Mol Cell. 1998 Jul;2(1):157-62. doi: 10.1016/s1097-2765(00)80125-2.
Phosphoinositide 3-kinases (PI(3)K) are important regulators of receptor signaling cascades and intracellular membrane trafficking. To date, no protein domain has been identified that binds specifically to Ptdlns(3)P and thereby recruits/activates downstream effectors of Ptdlns(3)P signaling. Using an in vivo assay in yeast that detects Vps34 PI(3)K-dependent intracellular localization of a GFP reporter protein, and in vitro lipid-binding assays, we demonstrate that cysteine-rich RING domains of the FYVE finger subfamily bind specifically to Ptdlns phosphorylated exclusively at the D-3 position of the inositol ring. GFP-FYVE domain fusion proteins localized predominantly to membranes of endocytic compartments and required active Vps34 PI(3)K. Our data establish a molecular link between Vps34 PI(3)K and several FYVE domain-containing proteins (Vac1p, Vps27p) required for vacuolar/lysosomal protein trafficking.
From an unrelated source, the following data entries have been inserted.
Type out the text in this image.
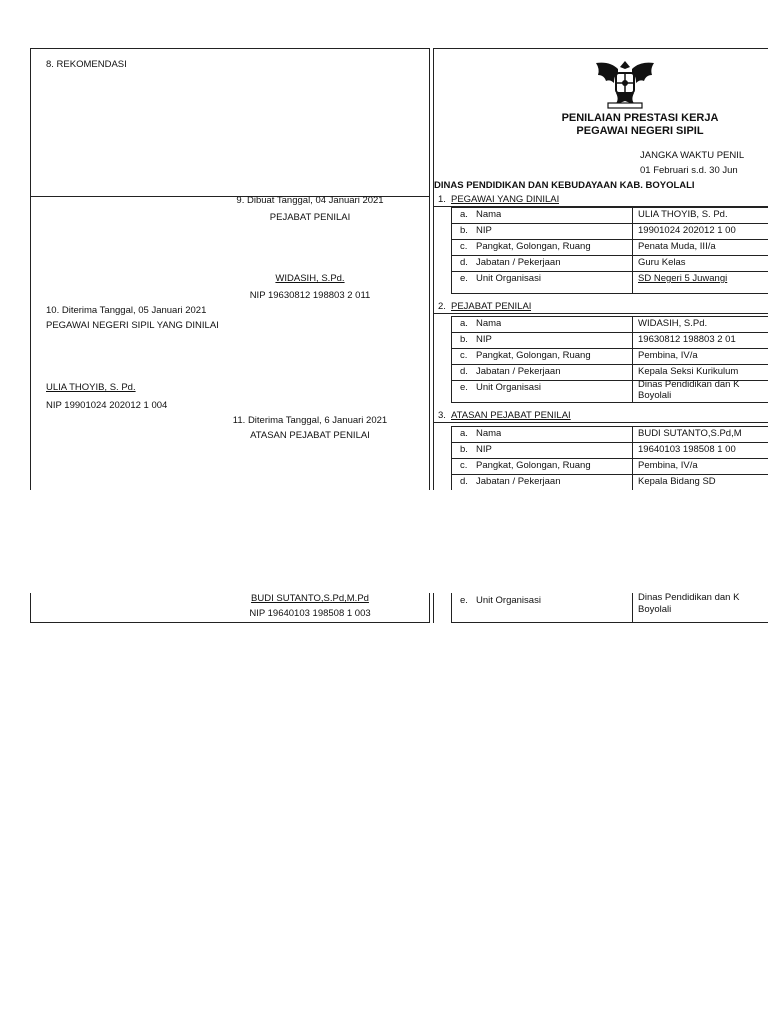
8. REKOMENDASI
9. Dibuat Tanggal, 04 Januari 2021
PEJABAT PENILAI
WIDASIH, S.Pd.
NIP 19630812 198803 2 011
10. Diterima Tanggal, 05 Januari 2021
PEGAWAI NEGERI SIPIL YANG DINILAI
ULIA THOYIB, S. Pd.
NIP 19901024 202012 1 004
11. Diterima Tanggal, 6 Januari 2021
ATASAN PEJABAT PENILAI
BUDI SUTANTO,S.Pd,M.Pd
NIP 19640103 198508 1 003
PENILAIAN PRESTASI KERJA
PEGAWAI NEGERI SIPIL
JANGKA WAKTU PENIL
01 Februari s.d. 30 Jun
DINAS PENDIDIKAN DAN KEBUDAYAAN KAB. BOYOLALI
1. PEGAWAI YANG DINILAI
a. Nama	ULIA THOYIB, S. Pd.
b. NIP	19901024 202012 1 00
c. Pangkat, Golongan, Ruang	Penata Muda, III/a
d. Jabatan / Pekerjaan	Guru Kelas
e. Unit Organisasi	SD Negeri 5 Juwangi
2. PEJABAT PENILAI
a. Nama	WIDASIH, S.Pd.
b. NIP	19630812 198803 2 01
c. Pangkat, Golongan, Ruang	Pembina, IV/a
d. Jabatan / Pekerjaan	Kepala Seksi Kurikulum
e. Unit Organisasi	Dinas Pendidikan dan K
Boyolali
3. ATASAN PEJABAT PENILAI
a. Nama	BUDI SUTANTO,S.Pd,M
b. NIP	19640103 198508 1 00
c. Pangkat, Golongan, Ruang	Pembina, IV/a
d. Jabatan / Pekerjaan	Kepala Bidang SD
e. Unit Organisasi	Dinas Pendidikan dan K
Boyolali
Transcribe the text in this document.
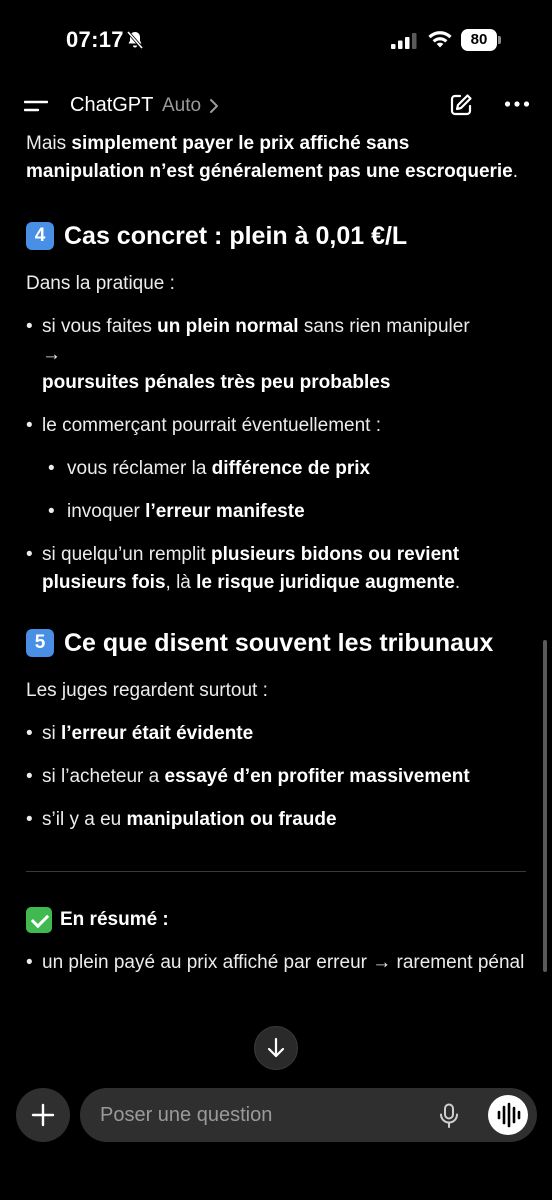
07:17	80
ChatGPT Auto
Mais simplement payer le prix affiché sans manipulation n’est généralement pas une escroquerie.
4 Cas concret : plein à 0,01 €/L
Dans la pratique :
• si vous faites un plein normal sans rien manipuler
→
poursuites pénales très peu probables
• le commerçant pourrait éventuellement :
• vous réclamer la différence de prix
• invoquer l’erreur manifeste
• si quelqu’un remplit plusieurs bidons ou revient plusieurs fois, là le risque juridique augmente.
5 Ce que disent souvent les tribunaux
Les juges regardent surtout :
• si l’erreur était évidente
• si l’acheteur a essayé d’en profiter massivement
• s’il y a eu manipulation ou fraude
En résumé :
• un plein payé au prix affiché par erreur → rarement pénal
Poser une question
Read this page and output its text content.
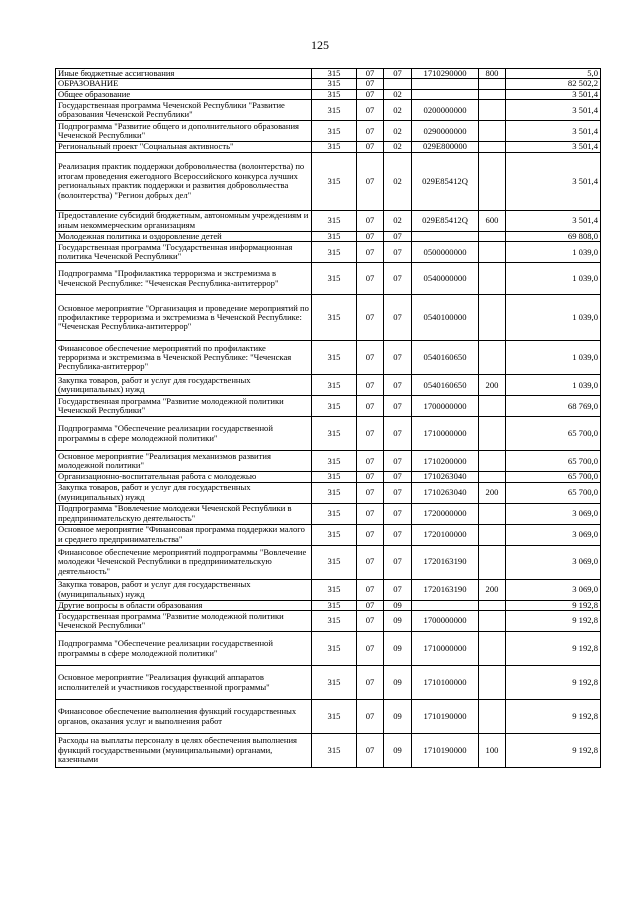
125
Иные бюджетные ассигнования	315	07	07	1710290000	800	5,0
ОБРАЗОВАНИЕ	315	07				82 502,2
Общее образование	315	07	02			3 501,4
Государственная программа Чеченской Республики "Развитие образования Чеченской Республики"	315	07	02	0200000000		3 501,4
Подпрограмма "Развитие общего и дополнительного образования Чеченской Республики"	315	07	02	0290000000		3 501,4
Региональный проект "Социальная активность"	315	07	02	029E800000		3 501,4
Реализация практик поддержки добровольчества (волонтерства) по итогам проведения ежегодного Всероссийского конкурса лучших региональных практик поддержки и развития добровольчества (волонтерства) "Регион добрых дел"	315	07	02	029E85412Q		3 501,4
Предоставление субсидий бюджетным, автономным учреждениям и иным некоммерческим организациям	315	07	02	029E85412Q	600	3 501,4
Молодежная политика и оздоровление детей	315	07	07			69 808,0
Государственная программа "Государственная информационная политика Чеченской Республики"	315	07	07	0500000000		1 039,0
Подпрограмма "Профилактика терроризма и экстремизма в Чеченской Республике: "Чеченская Республика-антитеррор"	315	07	07	0540000000		1 039,0
Основное мероприятие "Организация и проведение мероприятий по профилактике терроризма и экстремизма в Чеченской Республике: "Чеченская Республика-антитеррор"	315	07	07	0540100000		1 039,0
Финансовое обеспечение мероприятий по профилактике терроризма и экстремизма в Чеченской Республике: "Чеченская Республика-антитеррор"	315	07	07	0540160650		1 039,0
Закупка товаров, работ и услуг для государственных (муниципальных) нужд	315	07	07	0540160650	200	1 039,0
Государственная программа "Развитие молодежной политики Чеченской Республики"	315	07	07	1700000000		68 769,0
Подпрограмма "Обеспечение реализации государственной программы в сфере молодежной политики"	315	07	07	1710000000		65 700,0
Основное мероприятие "Реализация механизмов развития молодежной политики"	315	07	07	1710200000		65 700,0
Организационно-воспитательная работа с молодежью	315	07	07	1710263040		65 700,0
Закупка товаров, работ и услуг для государственных (муниципальных) нужд	315	07	07	1710263040	200	65 700,0
Подпрограмма "Вовлечение молодежи Чеченской Республики в предпринимательскую деятельность"	315	07	07	1720000000		3 069,0
Основное мероприятие "Финансовая программа поддержки малого и среднего предпринимательства"	315	07	07	1720100000		3 069,0
Финансовое обеспечение мероприятий подпрограммы "Вовлечение молодежи Чеченской Республики в предпринимательскую деятельность"	315	07	07	1720163190		3 069,0
Закупка товаров, работ и услуг для государственных (муниципальных) нужд	315	07	07	1720163190	200	3 069,0
Другие вопросы в области образования	315	07	09			9 192,8
Государственная программа "Развитие молодежной политики Чеченской Республики"	315	07	09	1700000000		9 192,8
Подпрограмма "Обеспечение реализации государственной программы в сфере молодежной политики"	315	07	09	1710000000		9 192,8
Основное мероприятие "Реализация функций аппаратов исполнителей и участников государственной программы"	315	07	09	1710100000		9 192,8
Финансовое обеспечение выполнения функций государственных органов, оказания услуг и выполнения работ	315	07	09	1710190000		9 192,8
Расходы на выплаты персоналу в целях обеспечения выполнения функций государственными (муниципальными) органами, казенными	315	07	09	1710190000	100	9 192,8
磷酸肌醇3激酶(PI(3)K)是受体信号级联反应和细胞内膜运输的重要调节因子。迄今为止,尚未发现能特异性结合磷脂酰肌醇-3-磷酸(Ptdlns(3)P)并因此招募/激活Ptdlns(3)P信号下游效应器的蛋白质结构域。利用酵母体内检测绿色荧光蛋白(GFP)报告蛋白的Vps34 PI(3)K依赖性细胞内定位的试验以及体外脂质结合试验,我们证明了FYVE指亚家族富含半胱氨酸的RING结构域特异性结合仅在肌醇环D-3位磷酸化的Ptdlns。GFP-FYVE结构域融合蛋白主要定位于内吞区室的膜上,并且需要活性Vps34 PI(3)K。我们的数据建立了Vps34 PI(3)K与液泡/溶酶体蛋白运输所需的几种含FYVE结构域的蛋白质(Vac1p、Vps27p)之间的分子联系。